Your example of tomatoes is probably not realistic, it would need a lot of tomatoes at one sitting to cause a spike. It would also be too tedious testing each food possibility in isolation. Better to find complete meals which do and don't work for you. Most people test immediately before a meal which might, for example, be their preferred 'go-to' breakfast and has everything that their breakfast would normally contain. So if breakfast is a cup of tea with milk and a biscuit, a boiled egg with one or 2 rounds of toast and butter and completed with a fruit yoghurt then test that complete meal at 1st mouthful and 2 hrs later to see the consequence.

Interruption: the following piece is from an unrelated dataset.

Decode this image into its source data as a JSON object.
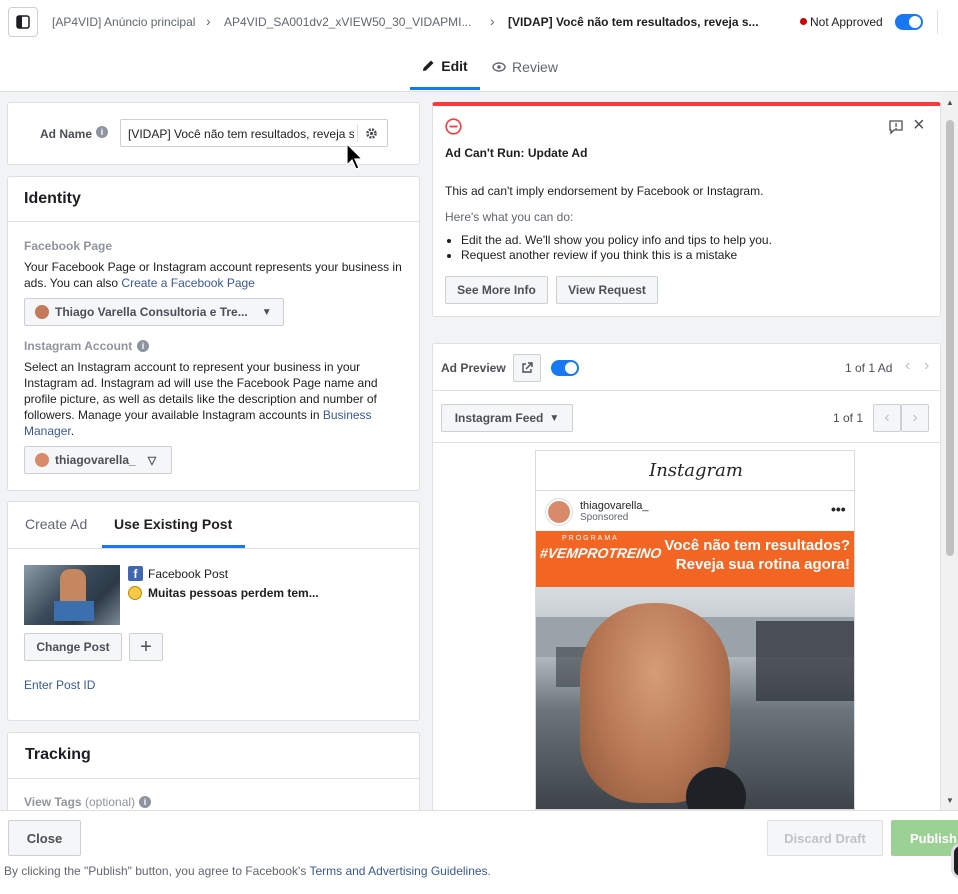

I use that example because there are highish carb items that would probably cause a spike, then repeat without the biscuit or one piece of toast and retest, then drop the fruit yoghurt and retest - and so on. If that process always spikes despite checking permutations try a fairly different breakfast of omelette and meats, cheeses or mushrooms. Experiment to find what works for you and your circumstances until you find 'the' breakfast that can fit into your lifestyle. Then repeat that a couple of times to confirm your good result wasn't a flash in the pan.

This does all take time, but managing any diabetes is a marathon not a sprint. And once you are confident about 2 or 3 breakfast combinations you sort of bank those and stop testing those but start scrutinising lunches or dinners.

Welcome to the Forum, by the way. If you'd like to share a little more about your D such as how long you've been T2, what was the result of your most recent HBa1C and things you've tried that have not been successful members can tailor their response accordingly.
 
If you’re testing tomatoes, you’re either eating crates of them, or are unnecessarily worried about normal ‘spikes’ - ie blood sugar naturally rising in response to food. If you want to test something like, say, porridge, I’d give it a few goes and not just take the results of one go.

And welcome to the forum 🙂
 
I've kept a food diary since diagnosis and it now contains multiple test results for the same meals. Some results are so consistent that I don't even bother to test after that meal now, except occasionally to check nothing's changed.
 
I usually test two hours after a meal. I only do it now if I have something different as I have tested my regular food at least twice. I was pre-diabetic a few years back, got back to normal, albeit the higher side, have just had another two weeks ago and waiting to see what that one is.